In a decision published on July 27, the court found that Lifeng Wang, who had been convicted of the federal crime of trafficking in counterfeit Microsoft software programs, could not be held to have been convicted of an aggravated felony as it is defined in the Immigration and Nationality Act (INA), and therefore the government's holding that she lacked the good moral character needed to naturalize was a mistake.

Reading the opinion, one quickly realizes that Lifeng Wang was no casual software pirate who illegally copied a movie rented from the local Redbox outside a convenience store. She and her partners in crime engaged in this enterprise commercially from 1997 to 2002 when caught. On conviction they were levied heavy restitution penalties, a minimum two months in prison, and a period of probation. Wang violated her probation and was reincarcerated for four months, and had her probation extended.

The court did backflips to arrive at the conclusion that Wang was not in fact an aggravated felon within the meaning of INA Section 101(a)(43)(M)(i), holding that by the language of the law under which she was convicted (trafficking in counterfeit goods or services, 18 U.S.C. Section 2320) "a defendant can be convicted of trafficking in counterfeit goods for conduct that is merely likely to cause 'mistake' or 'confusion.' "

That is a tortured a reading of the statute no reasonable person might arrive at. The plain language of Section 2320 clearly requires knowledge and intent. But the circuit court has hung its collective hat on the fact that the statute defines a counterfeit marking as "a spurious mark…the use of which is likely to cause confusion, to cause mistake, or to deceive". To apply this definition in the void, and without reference to the prior repeated emphases in the statute on knowledge and intent, is absurd. Any reasonable person reading the statute would understand that the statute is prohibiting counterfeiters from deliberately creating counterfeit packaging and trademarks remarkably close, but not identical to, the original in order to cause purchasers to think they are buying the real thing — while ostensibly permitting the counterfeiters to dodge the law by claiming they didn't in fact infringe the real trademark or packaging.

It is ironic that the counterfeiters, including Wang, didn't manage to escape the long arm of the criminal law through such sophistry, but that the Circuit Court has chosen to go down that path on its own in a case.

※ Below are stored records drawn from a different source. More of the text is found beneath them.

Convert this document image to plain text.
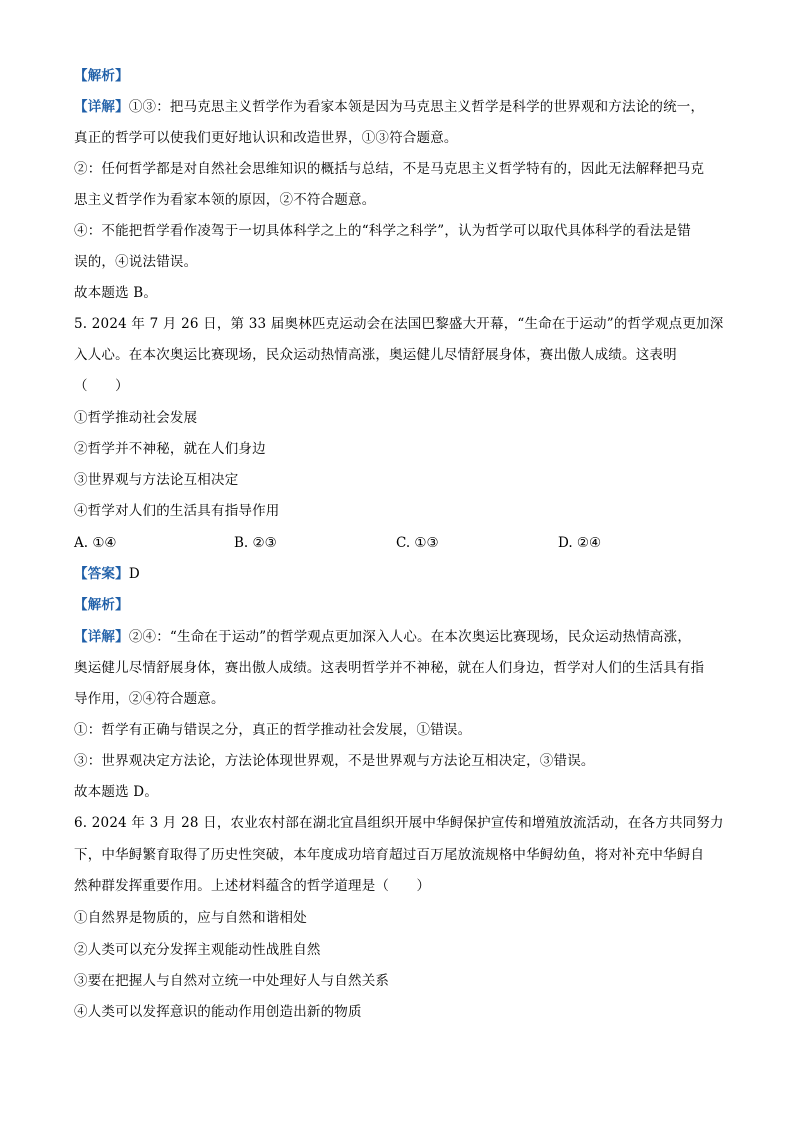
【解析】
【详解】①③：把马克思主义哲学作为看家本领是因为马克思主义哲学是科学的世界观和方法论的统一，
真正的哲学可以使我们更好地认识和改造世界，①③符合题意。
②：任何哲学都是对自然社会思维知识的概括与总结，不是马克思主义哲学特有的，因此无法解释把马克
思主义哲学作为看家本领的原因，②不符合题意。
④：不能把哲学看作凌驾于一切具体科学之上的“科学之科学”，认为哲学可以取代具体科学的看法是错
误的，④说法错误。
故本题选 B。
5. 2024 年 7 月 26 日，第 33 届奥林匹克运动会在法国巴黎盛大开幕，“生命在于运动”的哲学观点更加深
入人心。在本次奥运比赛现场，民众运动热情高涨，奥运健儿尽情舒展身体，赛出傲人成绩。这表明
（　　）
①哲学推动社会发展
②哲学并不神秘，就在人们身边
③世界观与方法论互相决定
④哲学对人们的生活具有指导作用
A. ①④	B. ②③	C. ①③	D. ②④
【答案】D
【解析】
【详解】②④：“生命在于运动”的哲学观点更加深入人心。在本次奥运比赛现场，民众运动热情高涨，
奥运健儿尽情舒展身体，赛出傲人成绩。这表明哲学并不神秘，就在人们身边，哲学对人们的生活具有指
导作用，②④符合题意。
①：哲学有正确与错误之分，真正的哲学推动社会发展，①错误。
③：世界观决定方法论，方法论体现世界观，不是世界观与方法论互相决定，③错误。
故本题选 D。
6. 2024 年 3 月 28 日，农业农村部在湖北宜昌组织开展中华鲟保护宣传和增殖放流活动，在各方共同努力
下，中华鲟繁育取得了历史性突破，本年度成功培育超过百万尾放流规格中华鲟幼鱼，将对补充中华鲟自
然种群发挥重要作用。上述材料蕴含的哲学道理是（　　）
①自然界是物质的，应与自然和谐相处
②人类可以充分发挥主观能动性战胜自然
③要在把握人与自然对立统一中处理好人与自然关系
④人类可以发挥意识的能动作用创造出新的物质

In the process, through a bizarre parsing of words, the Court has also managed to cheapen and demean the greatest gift our nation can confer — naturalization — to a convicted swindler.

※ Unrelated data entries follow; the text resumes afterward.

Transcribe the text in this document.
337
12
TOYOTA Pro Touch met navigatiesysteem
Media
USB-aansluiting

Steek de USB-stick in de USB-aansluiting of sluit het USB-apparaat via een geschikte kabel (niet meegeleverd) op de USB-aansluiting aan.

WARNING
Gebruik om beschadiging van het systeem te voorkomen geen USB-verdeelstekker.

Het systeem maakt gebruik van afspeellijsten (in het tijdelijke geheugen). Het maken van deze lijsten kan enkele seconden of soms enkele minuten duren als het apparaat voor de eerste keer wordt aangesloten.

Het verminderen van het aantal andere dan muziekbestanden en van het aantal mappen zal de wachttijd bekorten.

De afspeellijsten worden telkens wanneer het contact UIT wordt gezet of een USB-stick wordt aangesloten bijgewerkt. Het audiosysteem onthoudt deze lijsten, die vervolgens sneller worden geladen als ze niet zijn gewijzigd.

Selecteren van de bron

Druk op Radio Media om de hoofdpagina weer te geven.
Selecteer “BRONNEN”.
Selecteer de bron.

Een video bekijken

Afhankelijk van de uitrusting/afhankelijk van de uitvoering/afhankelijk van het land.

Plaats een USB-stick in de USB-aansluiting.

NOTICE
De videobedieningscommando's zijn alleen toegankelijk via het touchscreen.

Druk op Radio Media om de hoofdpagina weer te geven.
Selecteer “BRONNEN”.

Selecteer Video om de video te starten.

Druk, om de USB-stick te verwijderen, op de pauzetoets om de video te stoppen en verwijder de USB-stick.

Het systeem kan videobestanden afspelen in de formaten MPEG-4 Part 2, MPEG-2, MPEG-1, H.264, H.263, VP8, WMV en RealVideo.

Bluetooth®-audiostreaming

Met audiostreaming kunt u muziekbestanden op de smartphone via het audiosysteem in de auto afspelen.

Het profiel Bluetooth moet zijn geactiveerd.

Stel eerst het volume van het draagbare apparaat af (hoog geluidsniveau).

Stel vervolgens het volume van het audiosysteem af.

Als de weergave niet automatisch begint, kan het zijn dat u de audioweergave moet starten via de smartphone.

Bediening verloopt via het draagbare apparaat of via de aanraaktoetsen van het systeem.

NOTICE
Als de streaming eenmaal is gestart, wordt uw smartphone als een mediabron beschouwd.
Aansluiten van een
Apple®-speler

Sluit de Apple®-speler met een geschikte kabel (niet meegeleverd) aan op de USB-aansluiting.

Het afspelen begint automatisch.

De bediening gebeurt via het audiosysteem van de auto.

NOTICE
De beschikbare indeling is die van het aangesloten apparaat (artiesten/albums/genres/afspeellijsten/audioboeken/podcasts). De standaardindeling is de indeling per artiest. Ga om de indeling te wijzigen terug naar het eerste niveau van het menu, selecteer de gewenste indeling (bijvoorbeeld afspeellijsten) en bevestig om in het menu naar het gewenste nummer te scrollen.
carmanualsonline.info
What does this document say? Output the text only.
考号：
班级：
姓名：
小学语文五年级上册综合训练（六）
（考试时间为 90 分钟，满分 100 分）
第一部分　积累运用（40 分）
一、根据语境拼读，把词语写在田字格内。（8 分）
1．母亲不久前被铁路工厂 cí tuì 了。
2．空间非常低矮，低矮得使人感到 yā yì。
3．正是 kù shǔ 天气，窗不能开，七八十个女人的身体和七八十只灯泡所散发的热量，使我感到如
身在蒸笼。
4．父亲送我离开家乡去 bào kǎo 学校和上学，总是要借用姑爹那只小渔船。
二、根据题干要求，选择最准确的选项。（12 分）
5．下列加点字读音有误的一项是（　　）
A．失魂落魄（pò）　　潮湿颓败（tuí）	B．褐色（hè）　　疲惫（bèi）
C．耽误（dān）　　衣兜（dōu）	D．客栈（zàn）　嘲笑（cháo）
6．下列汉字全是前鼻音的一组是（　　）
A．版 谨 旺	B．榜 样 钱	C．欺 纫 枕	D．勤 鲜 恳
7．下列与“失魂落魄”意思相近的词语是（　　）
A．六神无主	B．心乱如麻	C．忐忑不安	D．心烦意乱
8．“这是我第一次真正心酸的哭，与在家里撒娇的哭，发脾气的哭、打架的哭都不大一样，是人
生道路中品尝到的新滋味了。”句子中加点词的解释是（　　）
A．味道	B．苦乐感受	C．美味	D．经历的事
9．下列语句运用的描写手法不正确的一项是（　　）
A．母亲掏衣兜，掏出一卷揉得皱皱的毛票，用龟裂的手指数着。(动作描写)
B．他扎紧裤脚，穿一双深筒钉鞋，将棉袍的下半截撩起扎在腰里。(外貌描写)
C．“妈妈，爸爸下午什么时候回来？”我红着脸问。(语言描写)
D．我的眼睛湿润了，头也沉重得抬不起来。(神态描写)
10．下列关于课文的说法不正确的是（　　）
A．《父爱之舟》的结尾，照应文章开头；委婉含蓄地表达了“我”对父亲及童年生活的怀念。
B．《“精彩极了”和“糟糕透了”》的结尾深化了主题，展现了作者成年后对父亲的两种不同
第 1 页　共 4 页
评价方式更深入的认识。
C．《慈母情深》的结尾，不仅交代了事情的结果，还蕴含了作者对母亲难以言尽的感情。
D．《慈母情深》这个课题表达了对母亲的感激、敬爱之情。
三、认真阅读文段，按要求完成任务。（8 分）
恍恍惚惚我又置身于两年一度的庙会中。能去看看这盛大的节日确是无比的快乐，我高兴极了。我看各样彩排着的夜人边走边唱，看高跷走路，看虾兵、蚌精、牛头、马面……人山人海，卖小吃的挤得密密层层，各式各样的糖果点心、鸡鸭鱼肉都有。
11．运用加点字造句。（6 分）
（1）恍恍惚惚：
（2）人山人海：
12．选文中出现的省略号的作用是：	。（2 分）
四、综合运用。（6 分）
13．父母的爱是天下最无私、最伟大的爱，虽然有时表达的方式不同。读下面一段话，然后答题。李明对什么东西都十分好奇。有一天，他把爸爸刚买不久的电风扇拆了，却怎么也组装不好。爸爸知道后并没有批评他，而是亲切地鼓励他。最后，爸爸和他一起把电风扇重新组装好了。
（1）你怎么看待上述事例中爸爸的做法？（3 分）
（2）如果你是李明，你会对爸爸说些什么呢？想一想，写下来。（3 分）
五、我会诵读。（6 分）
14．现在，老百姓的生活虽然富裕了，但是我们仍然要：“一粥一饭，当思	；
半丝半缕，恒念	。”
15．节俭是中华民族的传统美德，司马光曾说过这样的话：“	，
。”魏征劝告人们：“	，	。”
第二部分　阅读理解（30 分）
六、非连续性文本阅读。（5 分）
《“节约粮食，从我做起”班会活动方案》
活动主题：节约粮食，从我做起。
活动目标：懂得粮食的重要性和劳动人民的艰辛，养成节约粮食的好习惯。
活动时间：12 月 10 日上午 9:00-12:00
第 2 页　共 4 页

If the government hasn't already thrown up its hands on this case and given Wang citizenship, they should file a request for rehearing en banc, and push it to the Supreme Court if needed to put an end to this travesty.

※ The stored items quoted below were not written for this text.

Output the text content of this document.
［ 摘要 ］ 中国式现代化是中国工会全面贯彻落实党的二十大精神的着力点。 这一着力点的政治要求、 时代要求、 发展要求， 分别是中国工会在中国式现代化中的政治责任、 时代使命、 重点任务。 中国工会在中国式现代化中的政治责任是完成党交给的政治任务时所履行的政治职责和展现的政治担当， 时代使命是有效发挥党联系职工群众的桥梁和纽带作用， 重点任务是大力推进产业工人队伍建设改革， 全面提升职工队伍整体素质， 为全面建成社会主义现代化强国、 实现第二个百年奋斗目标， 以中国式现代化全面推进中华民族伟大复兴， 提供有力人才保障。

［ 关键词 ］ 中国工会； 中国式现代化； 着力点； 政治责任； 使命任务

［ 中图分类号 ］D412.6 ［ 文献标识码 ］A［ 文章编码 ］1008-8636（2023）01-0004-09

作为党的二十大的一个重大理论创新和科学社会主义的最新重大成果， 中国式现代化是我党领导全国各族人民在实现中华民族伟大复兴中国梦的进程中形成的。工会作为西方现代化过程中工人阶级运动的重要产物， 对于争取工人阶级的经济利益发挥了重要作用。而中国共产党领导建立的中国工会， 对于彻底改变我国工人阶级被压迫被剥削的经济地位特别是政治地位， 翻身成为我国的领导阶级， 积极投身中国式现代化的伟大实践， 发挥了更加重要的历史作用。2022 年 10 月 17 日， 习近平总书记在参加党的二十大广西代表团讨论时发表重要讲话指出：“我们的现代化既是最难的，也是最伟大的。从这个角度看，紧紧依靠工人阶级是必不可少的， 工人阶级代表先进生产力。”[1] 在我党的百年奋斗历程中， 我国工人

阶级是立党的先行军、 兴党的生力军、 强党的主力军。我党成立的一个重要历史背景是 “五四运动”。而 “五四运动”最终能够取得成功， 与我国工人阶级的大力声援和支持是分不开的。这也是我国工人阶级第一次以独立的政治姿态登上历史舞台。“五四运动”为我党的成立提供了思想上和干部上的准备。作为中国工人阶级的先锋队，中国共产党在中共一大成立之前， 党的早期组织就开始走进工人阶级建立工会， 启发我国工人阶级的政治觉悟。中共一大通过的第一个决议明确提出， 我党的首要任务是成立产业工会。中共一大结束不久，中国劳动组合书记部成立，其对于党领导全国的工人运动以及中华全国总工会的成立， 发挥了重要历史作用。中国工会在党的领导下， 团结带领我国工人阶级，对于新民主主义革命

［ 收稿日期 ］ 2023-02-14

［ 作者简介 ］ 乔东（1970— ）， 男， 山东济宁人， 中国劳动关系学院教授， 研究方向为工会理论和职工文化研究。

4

As a parenthetical afterthought, I note that Ms. Wang procured her resident alien status during the time she and her cohorts were operating their bogus software companies. The government should also have prosecuted her (and thereafter stripped her of her residency) for having concealed her participation in an ongoing criminal enterprise at the time she filed her application, because there is little doubt that she had to do so in order to obtain the green card. One wonders why the prosecutors didn't lump that charge into the mix from the start. Unfortunately, the statute of limitations has now tolled for that criminal violation.